KB Home would have been well served to send in their best troubleshooter at the first hint of a problem at the Willowbrook town home neighborhood in East Manatee.
But the problems have festered for several years.
Problems with water intrusion, mold, crumbling balconies. Those are all health and safety issues, to say nothing of a source of great frustration and angst to the residents who bought the homes.
Efforts by KB Home to rectify the problem have come in fits and starts and have been totally ineffective, according to residents.
As of Thursday afternoon, 20 of 27 units that county inspectors looked at had safety issues. Inspections continue in the 270-unit community. Almost certainly inspectors will find more problems.
I got my first look at the problem Aug. 1. That was the day, remember, when there was a big show of support for Chick-fil-A. I had been out at Creekwood covering the mass of humanity descending on the restaurant, when Executive Editor Joan Krauter called me and asked me to check out disturbing reports about Willowbrook.
Soon enough I was walking through the homes of Dan Koehler, Sally Urbaniak, Armando Oyola-Delgado and Roxanne Miller.

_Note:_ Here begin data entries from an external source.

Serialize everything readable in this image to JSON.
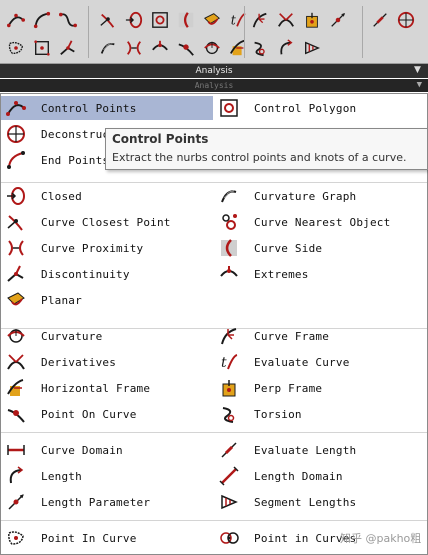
{
  "toolbar": {
    "buttons": [
      "control-points-icon",
      "curve-icon",
      "s-curve-icon",
      "curve-closest-point-icon",
      "closed-icon",
      "control-polygon-icon",
      "seam-icon",
      "planar-icon",
      "evaluate-curve-icon",
      "curve-frame-icon",
      "derivatives-icon",
      "perp-frame-icon",
      "length-parameter-icon",
      "evaluate-length-icon",
      "deconstruct-icon",
      "point-in-curve-icon",
      "square-icon",
      "discontinuity-icon",
      "curvature-graph-icon",
      "curve-proximity-icon",
      "extremes-icon",
      "point-on-curve-icon",
      "curvature-icon",
      "horizontal-frame-icon",
      "torsion-icon",
      "length-icon",
      "segment-lengths-icon"
    ],
    "panel_label": "Analysis",
    "ghost_label": "Analysis"
  },
  "menu": {
    "items": [
      {
        "icon": "control-points-icon",
        "label": "Control Points",
        "selected": true
      },
      {
        "icon": "control-polygon-icon",
        "label": "Control Polygon"
      },
      {
        "icon": "deconstruct-icon",
        "label": "Deconstruct"
      },
      {
        "icon": "end-points-icon",
        "label": "End Points"
      },
      {
        "icon": "closed-icon",
        "label": "Closed"
      },
      {
        "icon": "curvature-graph-icon",
        "label": "Curvature Graph"
      },
      {
        "icon": "curve-closest-point-icon",
        "label": "Curve Closest Point"
      },
      {
        "icon": "curve-nearest-object-icon",
        "label": "Curve Nearest Object"
      },
      {
        "icon": "curve-proximity-icon",
        "label": "Curve Proximity"
      },
      {
        "icon": "curve-side-icon",
        "label": "Curve Side"
      },
      {
        "icon": "discontinuity-icon",
        "label": "Discontinuity"
      },
      {
        "icon": "extremes-icon",
        "label": "Extremes"
      },
      {
        "icon": "planar-icon",
        "label": "Planar"
      },
      {
        "icon": "curvature-icon",
        "label": "Curvature"
      },
      {
        "icon": "curve-frame-icon",
        "label": "Curve Frame"
      },
      {
        "icon": "derivatives-icon",
        "label": "Derivatives"
      },
      {
        "icon": "evaluate-curve-icon",
        "label": "Evaluate Curve"
      },
      {
        "icon": "horizontal-frame-icon",
        "label": "Horizontal Frame"
      },
      {
        "icon": "perp-frame-icon",
        "label": "Perp Frame"
      },
      {
        "icon": "point-on-curve-icon",
        "label": "Point On Curve"
      },
      {
        "icon": "torsion-icon",
        "label": "Torsion"
      },
      {
        "icon": "curve-domain-icon",
        "label": "Curve Domain"
      },
      {
        "icon": "evaluate-length-icon",
        "label": "Evaluate Length"
      },
      {
        "icon": "length-icon",
        "label": "Length"
      },
      {
        "icon": "length-domain-icon",
        "label": "Length Domain"
      },
      {
        "icon": "length-parameter-icon",
        "label": "Length Parameter"
      },
      {
        "icon": "segment-lengths-icon",
        "label": "Segment Lengths"
      },
      {
        "icon": "point-in-curve-icon",
        "label": "Point In Curve"
      },
      {
        "icon": "point-in-curves-icon",
        "label": "Point in Curves"
      }
    ]
  },
  "tooltip": {
    "title": "Control Points",
    "description": "Extract the nurbs control points and knots of a curve."
  },
  "watermark": "知乎 @pakho粗",
  "colors": {
    "accent_red": "#b01818",
    "selection": "#a9b6d4",
    "bar": "#2f2f2f"
  }
}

What I saw reminded me of the aftermath of a hurricane or tropical storm. Blue tarps on walls to keep the water out, plastic hanging inside the units, mold on the walls, balconies that appeared to be caving in, falling ceilings, plus a sharp stench in some of the town homes.
Frankly, it depressed me.
The Willowbrook residents didn't seem to be hot heads or anyone out trying to hit the lottery.
No one should have to live like that.
Especially when there are children involved. The Koehlers have a baby in their unit.

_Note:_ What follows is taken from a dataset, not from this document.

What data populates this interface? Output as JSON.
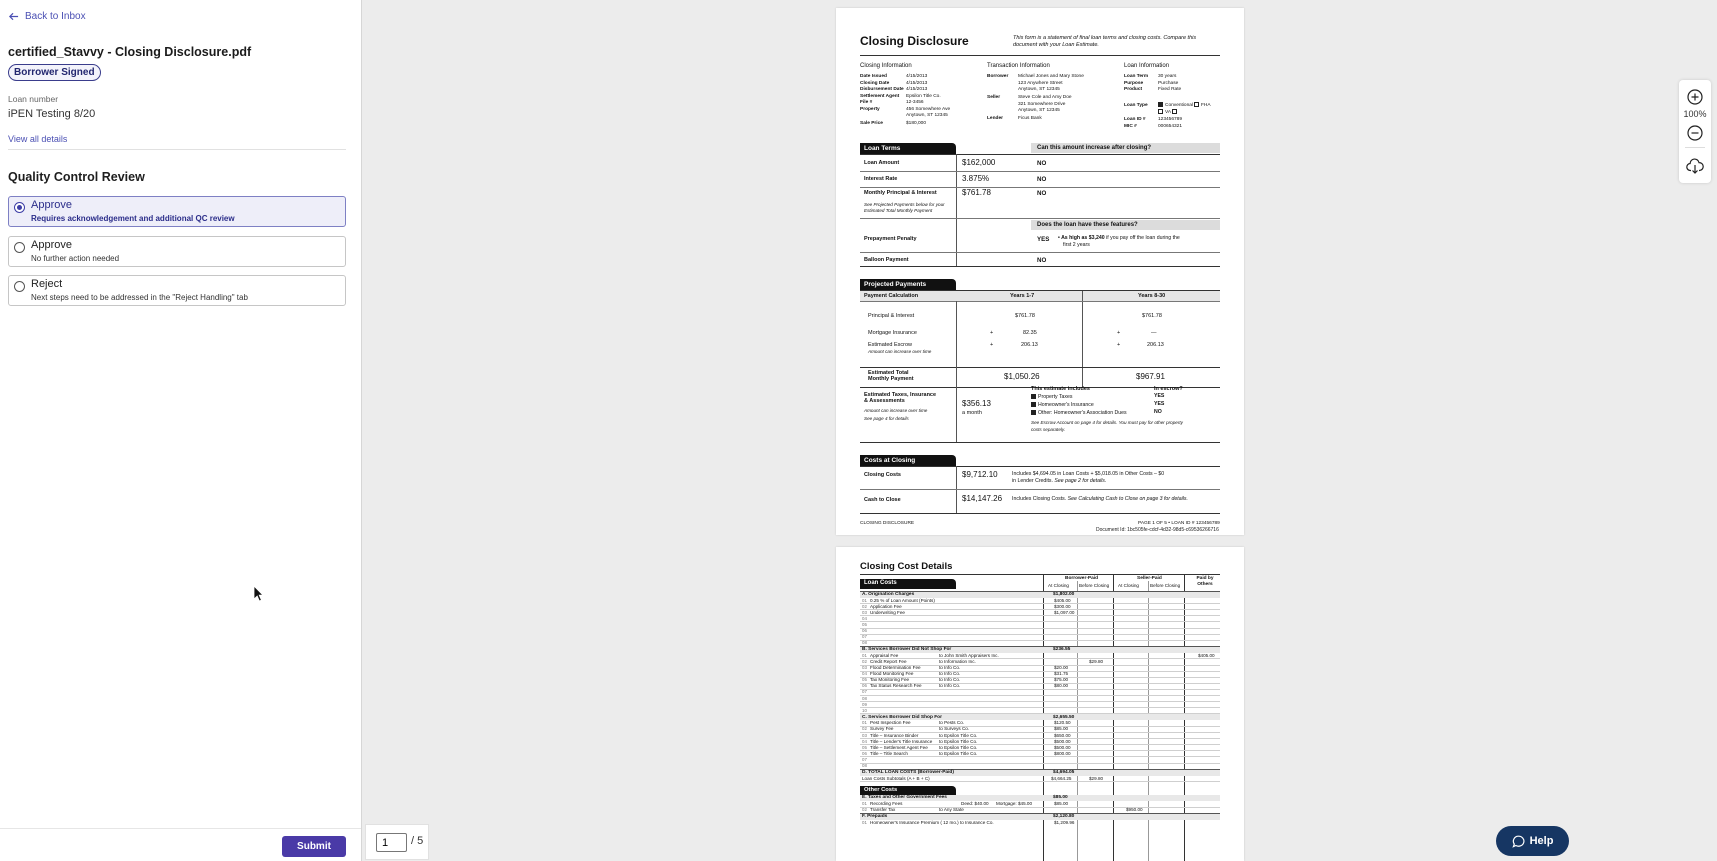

I noticed myself coughing that night after work.
I wouldn't want to live like that. I most certainly wouldn't want my loved ones to.
KB execs would not live like that, either. They would not tolerate those conditions. Not for one moment would they subject their children to that kind of environment.
And what about the value of those units? Will residents ever be able to sell them?
Whatever happened to "the customer is always right?" Customer satisfaction is a powerful thing. It cuts both ways. A happy customer is a company's best advertising. An unhappy customer? That can be a nightmare.
It's hard to say what KB Home tried to do considering how stingy the Los Angeles-based builder has been in answering the Herald's questions.
Reporter Nick Williams has been the lead reporter on this story since Aug. 1.
At this point, the Willowbrook residents want nothing less than a buyback.
All this might have been avoided with some good troubleshooting, communication and a sincere effort to make things right.